Current evidence of methotrexate efficacy in childhood chronic uveitis: a systematic review and meta-analysis approach
Evidence Based Medicine
Simonini G et al. – Although randomized controlled trials are needed, the available evidence supports the use of MTX in the treatment of childhood autoimmune chronic uveitis: approximately three–quarters of patients on MTX can expect improvement in intraocular inflammation.Methods
- A systematic search of articles between January 1990 and June 2011 was conducted using EMBASE, Ovid MEDLINE, Evidence-Based Medicine Reviews—ACP Journal Club, the Cochrane Library and EBM Reviews.

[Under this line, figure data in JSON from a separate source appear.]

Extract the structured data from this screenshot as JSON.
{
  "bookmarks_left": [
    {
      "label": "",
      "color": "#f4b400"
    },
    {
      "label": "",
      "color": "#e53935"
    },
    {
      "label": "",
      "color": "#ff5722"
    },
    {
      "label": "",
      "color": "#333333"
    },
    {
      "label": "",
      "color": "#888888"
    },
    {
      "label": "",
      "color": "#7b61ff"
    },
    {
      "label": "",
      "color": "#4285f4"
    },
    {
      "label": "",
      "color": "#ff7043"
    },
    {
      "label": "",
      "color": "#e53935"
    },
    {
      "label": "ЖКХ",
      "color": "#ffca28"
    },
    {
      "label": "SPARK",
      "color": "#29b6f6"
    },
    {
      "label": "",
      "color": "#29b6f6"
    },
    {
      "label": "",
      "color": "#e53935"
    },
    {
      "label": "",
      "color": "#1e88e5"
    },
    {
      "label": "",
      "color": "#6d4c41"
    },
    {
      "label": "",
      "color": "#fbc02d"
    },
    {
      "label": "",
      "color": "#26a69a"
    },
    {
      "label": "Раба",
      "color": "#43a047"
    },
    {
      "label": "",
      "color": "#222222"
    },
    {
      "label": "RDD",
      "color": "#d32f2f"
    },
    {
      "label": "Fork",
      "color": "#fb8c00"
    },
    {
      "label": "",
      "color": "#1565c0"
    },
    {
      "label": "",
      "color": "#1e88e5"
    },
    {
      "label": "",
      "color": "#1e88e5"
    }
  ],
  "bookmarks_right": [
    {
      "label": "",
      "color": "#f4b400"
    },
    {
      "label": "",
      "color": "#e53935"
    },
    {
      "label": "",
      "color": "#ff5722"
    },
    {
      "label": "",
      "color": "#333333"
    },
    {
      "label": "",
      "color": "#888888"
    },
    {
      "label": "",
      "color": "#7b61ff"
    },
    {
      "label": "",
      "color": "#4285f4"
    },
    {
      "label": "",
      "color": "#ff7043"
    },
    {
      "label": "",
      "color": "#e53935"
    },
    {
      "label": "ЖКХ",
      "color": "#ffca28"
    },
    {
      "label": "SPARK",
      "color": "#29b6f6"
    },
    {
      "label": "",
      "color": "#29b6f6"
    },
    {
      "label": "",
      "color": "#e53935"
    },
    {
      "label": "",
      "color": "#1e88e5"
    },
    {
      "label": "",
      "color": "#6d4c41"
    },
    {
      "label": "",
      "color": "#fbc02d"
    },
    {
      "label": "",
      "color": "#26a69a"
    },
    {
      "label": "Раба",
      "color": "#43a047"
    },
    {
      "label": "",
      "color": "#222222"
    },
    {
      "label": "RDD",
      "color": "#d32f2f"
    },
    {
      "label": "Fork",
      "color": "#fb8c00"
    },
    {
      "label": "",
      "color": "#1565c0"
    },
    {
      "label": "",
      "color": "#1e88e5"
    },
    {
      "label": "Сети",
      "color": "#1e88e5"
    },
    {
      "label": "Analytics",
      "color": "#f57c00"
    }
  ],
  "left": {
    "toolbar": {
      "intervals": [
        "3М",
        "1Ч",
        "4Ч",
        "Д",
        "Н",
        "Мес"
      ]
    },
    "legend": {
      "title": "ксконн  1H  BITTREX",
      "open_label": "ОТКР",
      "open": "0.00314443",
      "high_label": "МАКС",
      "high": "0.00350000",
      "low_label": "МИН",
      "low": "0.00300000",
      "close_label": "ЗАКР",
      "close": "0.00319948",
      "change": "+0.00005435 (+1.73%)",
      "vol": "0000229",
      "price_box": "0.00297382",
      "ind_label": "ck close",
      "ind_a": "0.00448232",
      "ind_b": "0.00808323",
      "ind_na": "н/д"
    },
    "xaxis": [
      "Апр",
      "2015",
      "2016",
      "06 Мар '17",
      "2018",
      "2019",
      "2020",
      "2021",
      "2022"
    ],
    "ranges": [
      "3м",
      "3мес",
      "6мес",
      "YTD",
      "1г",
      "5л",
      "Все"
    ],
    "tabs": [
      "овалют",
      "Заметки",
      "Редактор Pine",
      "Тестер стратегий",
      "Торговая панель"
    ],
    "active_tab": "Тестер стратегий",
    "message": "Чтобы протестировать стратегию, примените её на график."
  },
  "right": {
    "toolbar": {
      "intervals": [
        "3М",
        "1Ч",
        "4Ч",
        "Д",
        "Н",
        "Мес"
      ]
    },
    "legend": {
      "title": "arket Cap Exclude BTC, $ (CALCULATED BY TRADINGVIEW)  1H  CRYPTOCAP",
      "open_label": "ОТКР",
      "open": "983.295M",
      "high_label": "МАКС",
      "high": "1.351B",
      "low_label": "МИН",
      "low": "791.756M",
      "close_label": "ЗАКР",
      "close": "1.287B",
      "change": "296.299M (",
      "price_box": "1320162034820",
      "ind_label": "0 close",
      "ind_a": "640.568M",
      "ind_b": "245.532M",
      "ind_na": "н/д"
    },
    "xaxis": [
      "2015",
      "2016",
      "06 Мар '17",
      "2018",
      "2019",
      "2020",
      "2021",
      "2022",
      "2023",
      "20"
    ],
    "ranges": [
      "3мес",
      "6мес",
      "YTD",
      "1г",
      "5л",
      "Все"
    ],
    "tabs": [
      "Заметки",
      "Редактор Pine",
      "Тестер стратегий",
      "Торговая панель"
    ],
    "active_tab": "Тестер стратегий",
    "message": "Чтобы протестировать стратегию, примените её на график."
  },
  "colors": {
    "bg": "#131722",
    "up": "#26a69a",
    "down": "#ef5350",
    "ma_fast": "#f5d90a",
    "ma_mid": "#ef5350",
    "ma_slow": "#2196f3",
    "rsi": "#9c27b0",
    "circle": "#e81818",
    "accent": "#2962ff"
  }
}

- Studies investigating the efficacy of MTX as a single immunosuppressant medication in the treatment of ACU refractory to therapy with topical treatment and/or systemic treatment in children (≤16 years) were eligible for inclusion.
- The primary outcome measure was the improvement of intraocular inflammation, expressed as Tyndall, as defined by the Standardization of Uveitis Nomenclature working group criteria.
- The effect measure for each study was the proportion of people classified as responders.
- The authors determined a combined estimate of the proportion of children in the eligible studies responding to MTX.
- The initial search identified 246 articles of which 52 were potentially eligible.
- Nine eligible articles, all retrospective chart reviews, remained in the analysis.
- The number of children in studies ranged from 3 to 25, and the dose of MTX varied from 7.5 to 30 mg/m2.
- Altogether, 95 of 135 children responded to MTX.
- The pooled analysis suggested that MTX has a favourable effect in the improvement of intraocular inflammation: the proportion of responding subjects was 0.73 (95% CI 0.66, 0.81).